Release Date Still Uncertain for Home Health CoP Guidelines
Home health agencies have been anxiously awaiting the final interpretive guidelines (IGs) for sweeping new Medicare regulations that took effect less than a week ago. The uncertainty over the release date for the IGs will last a while longer.
The final draft of the IGs is in the clearance process, but no official release date has been set, according to a Centers for Medicare & Medicaid Services (CMS) official who spoke Wednesday on an Open Door Forum call with providers. That official said she was speaking to the best of her knowledge, given that no one from the IG team was on the call.
The guidance will offer more detail on how home health agencies can be compliant with the new Conditions of Participation (CoPs)—a comprehensive rule setting forth the requirements that a provider must meet to be certified for Medicare and Medicaid.
While the final IGs are still forthcoming, a draft version has been released, and CMS has stressed that the Conditions of Participation rule itself—not the guidelines—will be used to determine compliance. Furthermore, providers have some breathing room, given that CMS will not be levying civil monetary penalties related to CoP compliance until Jan. 13, 2019.
Providers posed several CoP-related questions during Wednesday’s call.
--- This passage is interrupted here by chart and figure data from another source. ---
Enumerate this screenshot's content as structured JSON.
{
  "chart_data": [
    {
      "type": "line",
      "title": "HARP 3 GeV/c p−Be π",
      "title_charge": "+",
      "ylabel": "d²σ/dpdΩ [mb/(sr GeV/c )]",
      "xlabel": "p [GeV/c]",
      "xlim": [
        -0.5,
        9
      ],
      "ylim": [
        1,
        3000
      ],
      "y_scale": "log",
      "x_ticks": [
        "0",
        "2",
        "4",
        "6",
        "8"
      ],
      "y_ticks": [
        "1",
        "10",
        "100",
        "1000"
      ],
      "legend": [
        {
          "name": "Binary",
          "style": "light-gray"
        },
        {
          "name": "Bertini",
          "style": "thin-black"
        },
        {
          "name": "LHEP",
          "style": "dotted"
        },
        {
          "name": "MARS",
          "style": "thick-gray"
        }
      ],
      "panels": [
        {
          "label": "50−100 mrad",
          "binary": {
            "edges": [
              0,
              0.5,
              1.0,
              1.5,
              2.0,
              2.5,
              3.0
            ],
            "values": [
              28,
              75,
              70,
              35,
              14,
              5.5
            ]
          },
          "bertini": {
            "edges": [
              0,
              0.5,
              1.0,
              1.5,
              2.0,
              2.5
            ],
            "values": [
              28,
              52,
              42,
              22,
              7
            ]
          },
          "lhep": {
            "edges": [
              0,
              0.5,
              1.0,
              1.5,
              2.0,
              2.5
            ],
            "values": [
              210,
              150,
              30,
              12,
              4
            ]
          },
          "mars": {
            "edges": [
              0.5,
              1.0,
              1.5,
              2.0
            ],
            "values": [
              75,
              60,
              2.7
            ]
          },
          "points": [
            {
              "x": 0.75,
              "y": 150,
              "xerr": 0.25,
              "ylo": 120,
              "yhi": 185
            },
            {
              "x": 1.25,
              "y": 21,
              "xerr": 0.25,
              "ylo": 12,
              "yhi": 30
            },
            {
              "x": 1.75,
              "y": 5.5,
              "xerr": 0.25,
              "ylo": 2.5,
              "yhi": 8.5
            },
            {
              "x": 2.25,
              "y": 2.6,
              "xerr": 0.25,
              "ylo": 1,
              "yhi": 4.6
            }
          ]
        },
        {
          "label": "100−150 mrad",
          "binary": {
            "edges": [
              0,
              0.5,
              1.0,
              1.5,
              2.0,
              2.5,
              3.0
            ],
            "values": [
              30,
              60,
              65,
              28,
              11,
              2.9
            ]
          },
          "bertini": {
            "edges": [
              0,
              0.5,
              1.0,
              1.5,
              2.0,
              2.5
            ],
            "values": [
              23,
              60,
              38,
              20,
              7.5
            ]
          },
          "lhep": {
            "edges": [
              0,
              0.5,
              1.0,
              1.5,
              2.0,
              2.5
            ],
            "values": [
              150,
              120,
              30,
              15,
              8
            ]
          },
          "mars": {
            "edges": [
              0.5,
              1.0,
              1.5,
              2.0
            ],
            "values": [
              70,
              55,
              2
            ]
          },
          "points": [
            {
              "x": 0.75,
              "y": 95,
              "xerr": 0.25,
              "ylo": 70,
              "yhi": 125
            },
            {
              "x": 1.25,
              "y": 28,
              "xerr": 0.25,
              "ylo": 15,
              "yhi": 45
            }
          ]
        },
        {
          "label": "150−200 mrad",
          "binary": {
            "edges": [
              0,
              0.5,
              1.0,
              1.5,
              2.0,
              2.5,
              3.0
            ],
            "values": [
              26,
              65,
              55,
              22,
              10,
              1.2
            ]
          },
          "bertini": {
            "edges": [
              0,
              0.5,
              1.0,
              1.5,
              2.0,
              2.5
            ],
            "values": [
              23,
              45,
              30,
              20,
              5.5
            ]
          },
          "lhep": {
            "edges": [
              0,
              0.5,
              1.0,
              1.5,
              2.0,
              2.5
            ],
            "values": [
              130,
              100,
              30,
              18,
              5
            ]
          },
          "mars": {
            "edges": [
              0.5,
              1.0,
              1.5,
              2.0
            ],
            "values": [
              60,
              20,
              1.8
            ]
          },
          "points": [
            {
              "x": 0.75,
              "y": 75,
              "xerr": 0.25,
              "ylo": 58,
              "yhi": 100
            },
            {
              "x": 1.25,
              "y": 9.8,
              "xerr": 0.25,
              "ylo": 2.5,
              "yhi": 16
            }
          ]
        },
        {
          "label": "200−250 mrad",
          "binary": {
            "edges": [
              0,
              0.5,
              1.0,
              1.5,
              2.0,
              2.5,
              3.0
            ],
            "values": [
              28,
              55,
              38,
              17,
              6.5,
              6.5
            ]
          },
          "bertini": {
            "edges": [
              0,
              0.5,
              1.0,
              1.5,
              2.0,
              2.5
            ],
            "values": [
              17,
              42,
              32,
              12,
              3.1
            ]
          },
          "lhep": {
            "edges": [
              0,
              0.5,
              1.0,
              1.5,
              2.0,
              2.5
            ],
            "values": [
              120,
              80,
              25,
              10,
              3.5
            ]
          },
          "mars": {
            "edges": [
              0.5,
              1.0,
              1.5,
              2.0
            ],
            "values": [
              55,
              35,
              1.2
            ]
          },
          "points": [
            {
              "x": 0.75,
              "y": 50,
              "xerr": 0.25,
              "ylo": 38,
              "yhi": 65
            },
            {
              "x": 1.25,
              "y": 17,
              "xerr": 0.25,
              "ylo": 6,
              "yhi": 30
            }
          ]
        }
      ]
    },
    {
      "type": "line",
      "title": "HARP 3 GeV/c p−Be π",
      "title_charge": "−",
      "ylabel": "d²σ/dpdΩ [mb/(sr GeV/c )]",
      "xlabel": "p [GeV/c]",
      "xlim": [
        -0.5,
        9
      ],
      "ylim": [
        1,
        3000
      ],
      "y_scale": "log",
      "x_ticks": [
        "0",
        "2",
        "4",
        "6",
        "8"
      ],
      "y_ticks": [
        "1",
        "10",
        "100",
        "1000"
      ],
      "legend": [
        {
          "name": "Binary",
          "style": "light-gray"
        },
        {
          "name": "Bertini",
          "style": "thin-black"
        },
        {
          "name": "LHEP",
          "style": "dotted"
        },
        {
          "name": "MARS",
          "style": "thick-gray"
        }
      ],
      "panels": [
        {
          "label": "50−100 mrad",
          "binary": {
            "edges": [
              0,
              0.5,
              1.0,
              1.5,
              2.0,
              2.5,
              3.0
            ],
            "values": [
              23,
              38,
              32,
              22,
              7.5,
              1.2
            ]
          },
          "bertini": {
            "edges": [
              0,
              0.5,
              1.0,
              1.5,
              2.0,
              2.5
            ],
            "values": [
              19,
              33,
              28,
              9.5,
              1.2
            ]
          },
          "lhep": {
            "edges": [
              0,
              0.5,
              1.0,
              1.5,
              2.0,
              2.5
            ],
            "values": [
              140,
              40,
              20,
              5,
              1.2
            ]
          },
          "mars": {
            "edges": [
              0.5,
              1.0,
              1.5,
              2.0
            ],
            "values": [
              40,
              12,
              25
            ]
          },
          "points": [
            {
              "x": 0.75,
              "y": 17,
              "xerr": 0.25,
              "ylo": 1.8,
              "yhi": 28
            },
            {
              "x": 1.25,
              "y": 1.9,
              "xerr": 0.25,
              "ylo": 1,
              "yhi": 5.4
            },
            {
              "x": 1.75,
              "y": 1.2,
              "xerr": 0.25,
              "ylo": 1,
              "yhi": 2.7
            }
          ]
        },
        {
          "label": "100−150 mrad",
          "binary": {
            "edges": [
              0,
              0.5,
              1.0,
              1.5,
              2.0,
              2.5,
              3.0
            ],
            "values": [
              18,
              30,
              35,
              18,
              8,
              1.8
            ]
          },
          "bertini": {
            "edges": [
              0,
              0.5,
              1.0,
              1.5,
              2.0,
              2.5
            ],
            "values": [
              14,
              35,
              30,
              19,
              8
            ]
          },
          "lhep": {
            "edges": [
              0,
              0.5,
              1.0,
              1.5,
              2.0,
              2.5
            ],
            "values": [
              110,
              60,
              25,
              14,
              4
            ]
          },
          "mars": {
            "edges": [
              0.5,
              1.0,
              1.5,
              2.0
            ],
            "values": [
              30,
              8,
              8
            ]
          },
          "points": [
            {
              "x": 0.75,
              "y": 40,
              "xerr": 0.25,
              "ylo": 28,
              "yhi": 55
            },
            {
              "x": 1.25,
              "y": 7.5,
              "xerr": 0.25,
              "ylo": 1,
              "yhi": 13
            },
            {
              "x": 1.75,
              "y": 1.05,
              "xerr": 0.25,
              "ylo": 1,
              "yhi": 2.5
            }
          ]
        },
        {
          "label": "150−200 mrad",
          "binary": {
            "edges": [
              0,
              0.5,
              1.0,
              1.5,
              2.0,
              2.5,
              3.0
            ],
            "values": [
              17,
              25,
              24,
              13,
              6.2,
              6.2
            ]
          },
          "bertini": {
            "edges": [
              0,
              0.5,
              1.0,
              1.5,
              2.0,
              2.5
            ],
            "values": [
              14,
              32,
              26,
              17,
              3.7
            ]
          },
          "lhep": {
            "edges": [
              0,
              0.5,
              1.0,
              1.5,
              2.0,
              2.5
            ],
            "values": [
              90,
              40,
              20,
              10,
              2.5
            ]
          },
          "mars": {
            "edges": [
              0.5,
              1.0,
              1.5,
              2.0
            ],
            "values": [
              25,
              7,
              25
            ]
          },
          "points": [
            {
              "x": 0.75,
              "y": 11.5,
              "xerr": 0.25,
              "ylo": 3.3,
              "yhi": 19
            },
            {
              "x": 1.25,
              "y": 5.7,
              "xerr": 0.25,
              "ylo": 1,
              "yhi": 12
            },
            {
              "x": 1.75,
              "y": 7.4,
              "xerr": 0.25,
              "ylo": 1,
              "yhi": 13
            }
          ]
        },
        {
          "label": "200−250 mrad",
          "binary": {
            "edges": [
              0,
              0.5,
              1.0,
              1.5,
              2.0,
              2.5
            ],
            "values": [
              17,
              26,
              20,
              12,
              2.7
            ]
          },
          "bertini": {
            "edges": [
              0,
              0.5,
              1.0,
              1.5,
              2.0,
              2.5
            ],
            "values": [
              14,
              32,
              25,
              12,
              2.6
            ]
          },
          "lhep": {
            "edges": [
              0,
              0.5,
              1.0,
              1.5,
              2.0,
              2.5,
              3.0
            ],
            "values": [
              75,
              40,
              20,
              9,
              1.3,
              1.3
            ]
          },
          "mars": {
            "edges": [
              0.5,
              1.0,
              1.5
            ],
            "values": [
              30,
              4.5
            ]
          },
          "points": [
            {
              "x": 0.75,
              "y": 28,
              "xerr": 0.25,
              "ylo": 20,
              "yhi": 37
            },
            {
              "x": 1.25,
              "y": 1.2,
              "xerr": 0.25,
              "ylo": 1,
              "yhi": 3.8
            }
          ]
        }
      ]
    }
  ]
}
One topic that elicited discussion: whether agencies can charge for providing copies of a medical record to a patient or other people requesting that information.
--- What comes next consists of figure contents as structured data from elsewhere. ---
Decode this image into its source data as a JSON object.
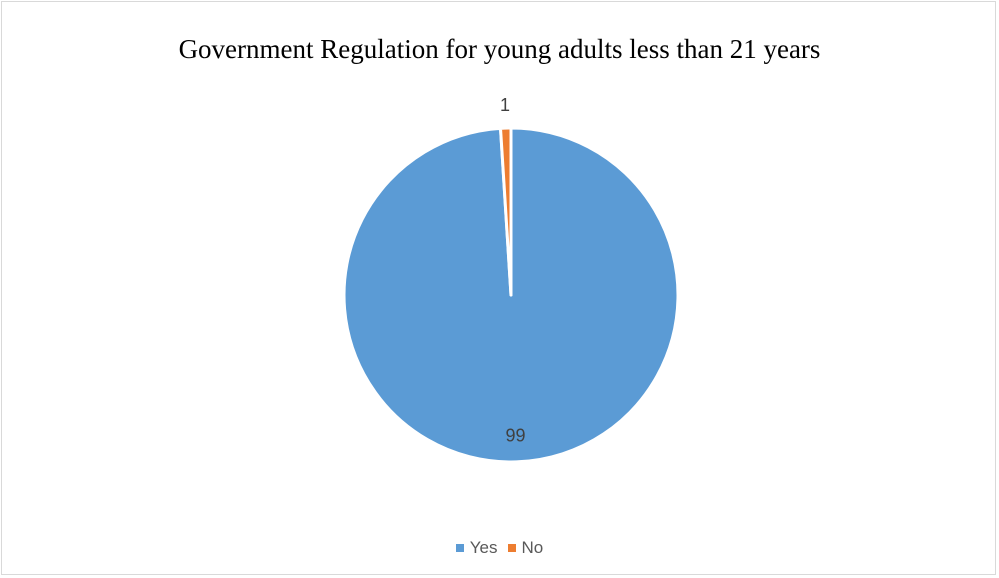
{
  "chart_data": {
    "type": "pie",
    "title": "Government Regulation for young adults less than 21 years",
    "categories": [
      "Yes",
      "No"
    ],
    "values": [
      99,
      1
    ],
    "data_labels": [
      "99",
      "1"
    ],
    "colors": [
      "#5b9bd5",
      "#ed7d31"
    ],
    "legend_position": "bottom",
    "start_angle_deg": 0
  }
}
Under the CoPs, a hard copy or electronic copy of information in a patient’s clinical record, including the plan of care, must be made available upon request to the patient or the patient’s representative within four business days, free of charge.
“Free of charge” means providers cannot charge for paper or administrative time in fulfilling these requests, CMS officials confirmed.
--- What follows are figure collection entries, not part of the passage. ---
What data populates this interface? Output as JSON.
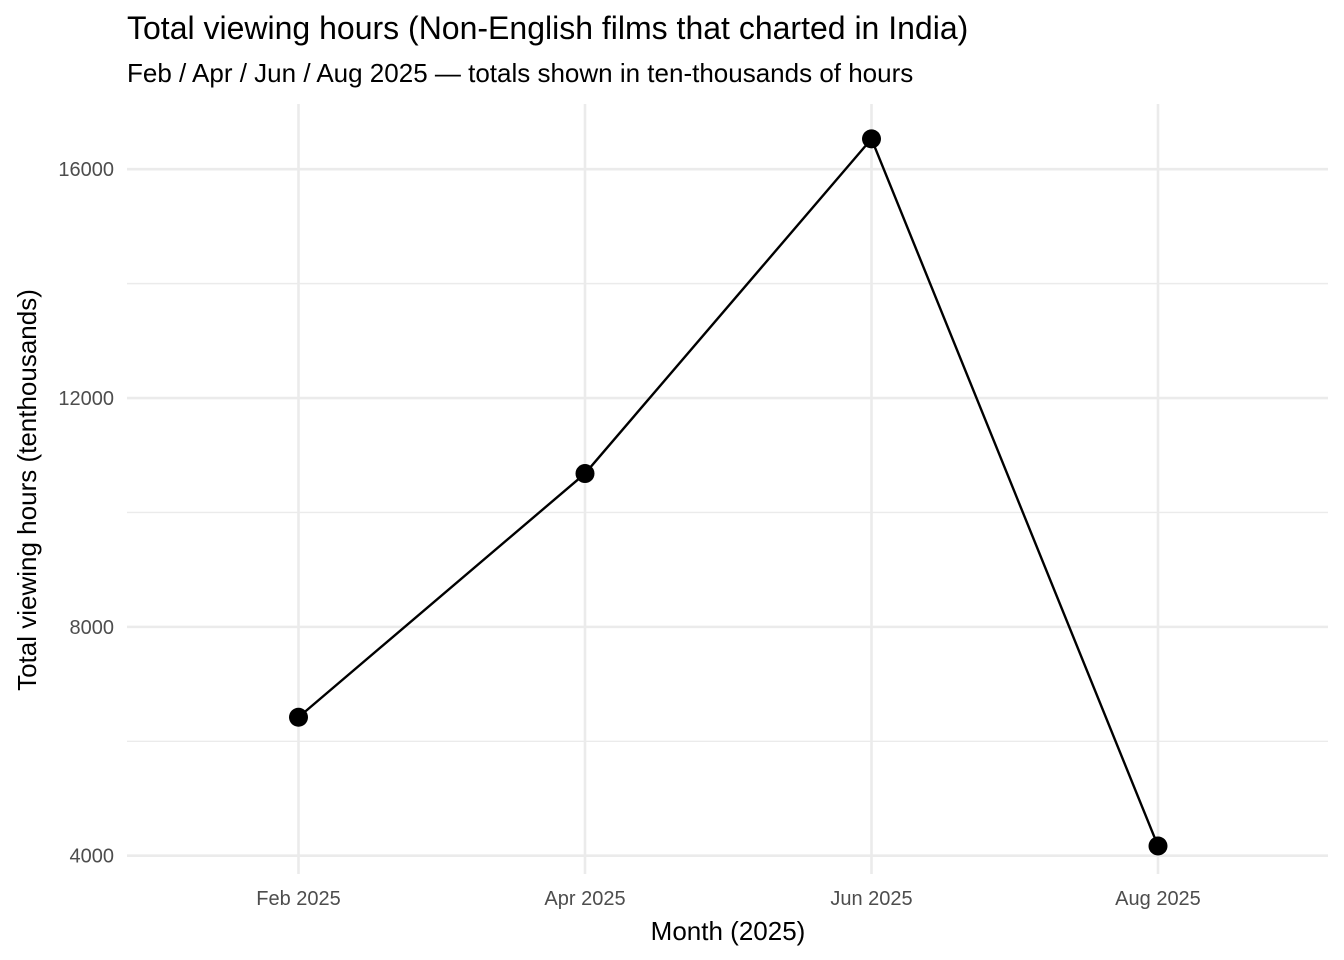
{
  "chart_data": {
    "type": "line",
    "title": "Total viewing hours (Non-English films that charted in India)",
    "subtitle": "Feb / Apr / Jun / Aug 2025 — totals shown in ten-thousands of hours",
    "xlabel": "Month (2025)",
    "ylabel": "Total viewing hours (tenthousands)",
    "categories": [
      "Feb 2025",
      "Apr 2025",
      "Jun 2025",
      "Aug 2025"
    ],
    "values": [
      6420,
      10680,
      16530,
      4170
    ],
    "ylim": [
      3680,
      17140
    ],
    "yticks": [
      4000,
      8000,
      12000,
      16000
    ],
    "grid": true,
    "legend": "none",
    "colors": {
      "line": "#000000",
      "points": "#000000",
      "grid": "#ebebeb",
      "tick_text": "#4d4d4d"
    }
  }
}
“It’s free of charge, period,” one agency official stated.
However, this applies to the patient or the patient’s representative, meaning someone making health care decisions on the patient’s behalf. If, say, an attorney or insurance company is the one requesting the information, it’s possible that the home health agency could still charge to provide the documentation.
Hospice CAHPS Discrepancies
Results from the Consumer Assessment of Healthcare Providers and Systems (CAHPS) survey are to be incorporated into the Hospice Compare website for the first time in February 2018. The CAHPS survey measures patient satisfaction with hospices. Providers have already received their preview CAHPS reports, and CMS has received both formal review requests and more general questions about them, agency representatives said on the Open Door Forum call.
One standout issue has been discrepancies between the CMS preview data and the data that providers are receiving from their vendors. These discrepancies are mainly due to the fact that vendor data does not reflect adjustments that CMS makes, which the agency says are meant to make comparisons between hospices fairer.
For instance, “mode adjustments” are made to account for differences in survey results that are related to how the responses were gathered—whether through mail, over the phone, or through a mixed mode.
These mode adjustments accounted for the majority of discrepancies that were reviewed, according to CMS.